What You Should Be Watching On TV: Scrubs


Scrubs
By: Mathan Erhardt


This is a show about the hilarious hijinks of those whose lives revolve around Sacred Heart Hospital.

Over the course of three seasons we’ve witnessed J.D., Turk and Elliot undergo the transformation from residents (interns) to full fledged doctors. We’ve watched them tolerate the torment of Dr. Kelso, Dr. Cox and yes, even the janitor. We’ve even the ups and downs of relationships with the “ups” represented by the marriage of Turk and Carla, and the “downs” shown by the dissolution Elliot and J.D.’s romantic entanglement.

Scrubs is one of the most consistently entertaining shows on television. It’s also one of the few sitcoms with actual heart. It’s not rare for an episode to run the gamut from “madcap” to “poignant” within the course of 22 minutes.

The comedy comes from many places. J.D., who provides the narration, also provides much of the humor. His imagination is fertile and balances the line between “childish” and “childlike.” His relationship with Turk, his best friend, is one of television’s most endearing. They are the best friends ever, seriously.

Elliot and J.D. are friends despite their former relationship, which is good because they’ve got to share Co-Chief Resident duties. The two former lovers now spend most of their time as rivals. J.D. and Elliot sometimes behave more like brother and sister than actual doctors, but that’s part of the allure of their relationship.

Usually when two characters get married, like Turk and Carla, it’s a ratings gimmick but this marriage seems more about evolution and natural progression than a mere stunt. Their marriage also seems more nuanced than most television marriages. The strain of spouses working, and working together is addressed, as is, ironically, the idea that marriage isn’t as it appears on television.

But J.D.’s life isn’t all imagination and best friends. He also has to face the constant challenges of Dr. Cox and the janitor. Dr. Cox has been around long enough to know that masking his feelings behind a façade of sarcasm is the best option. He takes every opportunity to berate anyone at any given moment, but takes special pride in attacking J.D.

The janitor is J.D.’s other main tormentor. The janitor is sadistic, but in a funny way. In his own way, he runs the hospital through intimidation. Dr. Kelso actually runs the hospital, and is best characterized by his jadedness.

The Writing

This is an extremely well written show. It is consistently funny yet can still be more touching than some dramas.

Take for example the recent episode, “My Life In Four Cameras.” The main story was about a celebrity patient of sorts. One of the creators of Cheers comes to the hospital, much to the joy of J.D. and Turk. Unfortunately he’s diagnosed with lung cancer to the dismay of J.D. and Turk.
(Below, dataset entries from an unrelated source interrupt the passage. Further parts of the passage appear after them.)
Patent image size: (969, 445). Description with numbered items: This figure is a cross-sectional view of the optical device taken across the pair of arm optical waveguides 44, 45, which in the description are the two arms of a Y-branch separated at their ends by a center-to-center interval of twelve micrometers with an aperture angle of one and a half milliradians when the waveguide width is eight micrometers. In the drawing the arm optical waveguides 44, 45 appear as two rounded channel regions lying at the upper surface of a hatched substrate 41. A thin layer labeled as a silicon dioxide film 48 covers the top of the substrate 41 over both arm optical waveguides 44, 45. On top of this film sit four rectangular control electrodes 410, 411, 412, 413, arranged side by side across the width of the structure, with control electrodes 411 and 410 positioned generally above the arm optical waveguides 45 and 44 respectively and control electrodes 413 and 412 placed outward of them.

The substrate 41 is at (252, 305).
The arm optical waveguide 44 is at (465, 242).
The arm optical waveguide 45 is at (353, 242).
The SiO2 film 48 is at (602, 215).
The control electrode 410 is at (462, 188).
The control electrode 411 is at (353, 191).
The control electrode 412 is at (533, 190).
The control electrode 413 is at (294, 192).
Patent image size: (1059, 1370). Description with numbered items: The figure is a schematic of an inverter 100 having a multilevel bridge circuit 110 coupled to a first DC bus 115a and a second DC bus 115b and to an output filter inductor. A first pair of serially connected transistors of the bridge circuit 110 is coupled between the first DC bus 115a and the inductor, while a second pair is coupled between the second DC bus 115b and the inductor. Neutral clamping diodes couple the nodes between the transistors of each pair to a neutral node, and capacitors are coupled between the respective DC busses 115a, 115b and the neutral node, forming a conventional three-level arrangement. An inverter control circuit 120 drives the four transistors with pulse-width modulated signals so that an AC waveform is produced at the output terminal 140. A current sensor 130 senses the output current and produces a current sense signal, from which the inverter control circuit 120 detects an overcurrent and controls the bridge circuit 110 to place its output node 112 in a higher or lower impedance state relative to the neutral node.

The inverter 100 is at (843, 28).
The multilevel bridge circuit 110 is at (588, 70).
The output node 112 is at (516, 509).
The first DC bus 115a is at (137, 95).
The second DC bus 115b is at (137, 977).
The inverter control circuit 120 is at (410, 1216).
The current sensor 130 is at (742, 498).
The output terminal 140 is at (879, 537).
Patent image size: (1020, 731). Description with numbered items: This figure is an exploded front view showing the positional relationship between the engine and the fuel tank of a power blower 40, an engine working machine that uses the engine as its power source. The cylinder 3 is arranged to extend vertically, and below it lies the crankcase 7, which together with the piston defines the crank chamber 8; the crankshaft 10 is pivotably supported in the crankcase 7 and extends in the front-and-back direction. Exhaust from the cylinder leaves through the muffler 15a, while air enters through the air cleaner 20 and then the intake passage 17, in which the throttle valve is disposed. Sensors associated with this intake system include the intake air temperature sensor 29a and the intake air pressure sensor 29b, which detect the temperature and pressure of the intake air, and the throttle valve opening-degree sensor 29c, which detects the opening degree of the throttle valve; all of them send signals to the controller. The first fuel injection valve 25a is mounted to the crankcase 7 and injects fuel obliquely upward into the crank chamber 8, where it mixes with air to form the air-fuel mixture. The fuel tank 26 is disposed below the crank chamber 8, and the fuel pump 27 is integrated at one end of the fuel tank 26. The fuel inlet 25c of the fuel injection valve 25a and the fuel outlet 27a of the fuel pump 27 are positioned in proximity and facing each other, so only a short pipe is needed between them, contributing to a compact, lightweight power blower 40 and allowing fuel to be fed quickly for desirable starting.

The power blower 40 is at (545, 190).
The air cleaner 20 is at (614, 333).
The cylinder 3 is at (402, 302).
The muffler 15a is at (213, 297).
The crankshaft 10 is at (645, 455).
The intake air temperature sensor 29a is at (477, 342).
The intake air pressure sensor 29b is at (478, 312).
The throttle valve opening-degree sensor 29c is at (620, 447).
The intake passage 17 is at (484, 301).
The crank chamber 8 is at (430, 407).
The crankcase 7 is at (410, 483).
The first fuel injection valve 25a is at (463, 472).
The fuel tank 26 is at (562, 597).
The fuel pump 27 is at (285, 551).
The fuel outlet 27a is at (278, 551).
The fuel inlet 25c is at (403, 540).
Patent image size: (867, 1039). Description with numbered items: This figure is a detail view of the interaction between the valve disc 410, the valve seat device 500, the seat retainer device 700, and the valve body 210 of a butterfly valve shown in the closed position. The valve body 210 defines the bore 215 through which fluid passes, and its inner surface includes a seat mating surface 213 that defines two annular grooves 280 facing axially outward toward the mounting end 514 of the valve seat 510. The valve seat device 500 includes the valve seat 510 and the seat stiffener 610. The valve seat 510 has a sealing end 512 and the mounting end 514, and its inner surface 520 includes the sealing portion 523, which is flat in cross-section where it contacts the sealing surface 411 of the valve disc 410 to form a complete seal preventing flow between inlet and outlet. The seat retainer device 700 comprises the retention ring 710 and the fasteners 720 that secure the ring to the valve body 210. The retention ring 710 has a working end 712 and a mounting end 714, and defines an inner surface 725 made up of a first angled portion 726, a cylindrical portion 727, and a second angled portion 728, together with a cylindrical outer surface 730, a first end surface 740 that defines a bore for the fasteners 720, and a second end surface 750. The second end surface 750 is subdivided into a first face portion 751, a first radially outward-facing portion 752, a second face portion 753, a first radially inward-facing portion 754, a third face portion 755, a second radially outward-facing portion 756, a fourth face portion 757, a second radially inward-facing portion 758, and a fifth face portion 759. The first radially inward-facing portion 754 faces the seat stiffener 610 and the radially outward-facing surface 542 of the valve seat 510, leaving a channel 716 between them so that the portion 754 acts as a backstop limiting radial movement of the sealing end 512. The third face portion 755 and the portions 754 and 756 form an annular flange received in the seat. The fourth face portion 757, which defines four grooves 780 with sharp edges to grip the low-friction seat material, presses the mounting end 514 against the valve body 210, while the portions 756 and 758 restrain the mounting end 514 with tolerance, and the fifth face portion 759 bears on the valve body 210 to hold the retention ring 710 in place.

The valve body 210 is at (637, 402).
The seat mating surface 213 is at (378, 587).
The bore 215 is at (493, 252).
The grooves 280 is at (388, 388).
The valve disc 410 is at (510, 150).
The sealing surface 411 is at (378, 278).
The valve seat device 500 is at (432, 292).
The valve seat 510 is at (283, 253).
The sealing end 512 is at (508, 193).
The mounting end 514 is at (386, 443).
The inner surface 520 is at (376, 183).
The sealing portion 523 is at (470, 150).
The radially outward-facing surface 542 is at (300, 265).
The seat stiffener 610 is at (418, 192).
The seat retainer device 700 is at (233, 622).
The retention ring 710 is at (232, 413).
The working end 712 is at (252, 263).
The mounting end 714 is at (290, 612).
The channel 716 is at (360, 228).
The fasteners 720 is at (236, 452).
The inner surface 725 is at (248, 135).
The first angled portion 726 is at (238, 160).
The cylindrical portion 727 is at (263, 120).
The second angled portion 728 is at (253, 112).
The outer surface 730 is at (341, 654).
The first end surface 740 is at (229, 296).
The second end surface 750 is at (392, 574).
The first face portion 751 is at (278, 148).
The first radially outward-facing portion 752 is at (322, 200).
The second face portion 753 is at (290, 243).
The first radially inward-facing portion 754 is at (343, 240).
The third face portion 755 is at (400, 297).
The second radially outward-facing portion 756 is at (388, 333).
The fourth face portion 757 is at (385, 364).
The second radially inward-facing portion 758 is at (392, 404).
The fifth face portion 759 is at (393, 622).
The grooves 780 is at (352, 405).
At that point J.D. imagines the scenario as a sitcom, a typical sitcom complete with laugh track, obvious jokes and bad lighting. But J.D. learns that not even his imagination can help the situation.

The writers deftly handle poking fun at the genre while still remaining intelligent. Another example of the great writing is Dr. Cox’s patented rants. They are filled with bile and venom, and some of the best most compact writing around.

The Acting

Like I said earlier J.D. treads the line between childlike and childish, and the Grammy® winning Zack Braff does this excellently. His geeky innocence is almost charming. Sarah Chalke plays Elliot with a bit of ditzy aloofness, but isn’t playing a stereotype. Donald Faison gives Turk an air of arrogance yet keeps him likeable and his chemistry with Judy Reyes’ Carla is very believable.

I’ve got to say that John McGinley’s Dr. Cox is captivating when on screen. He performs the “Dr. Cox rants” with such rapid-fire fervor that you await their mandatory appearance every episode. Yet he instills Cox with the occasional glint of humanity and actual heart. McGinley is an underrated talent on television.

Why You Should Watch

You should be watching for a myriad of reasons. It’s the only thing on NBC that could still be described as “Must See TV.” It’s also one of the few sitcoms that haven’t devolved into lowbrow humor devoid of morals. That’s not even mentioning the writing or acting, which ranks in the 99th percentile of all the shows on the air. If you aren’t watching Scrubs you don’t like television.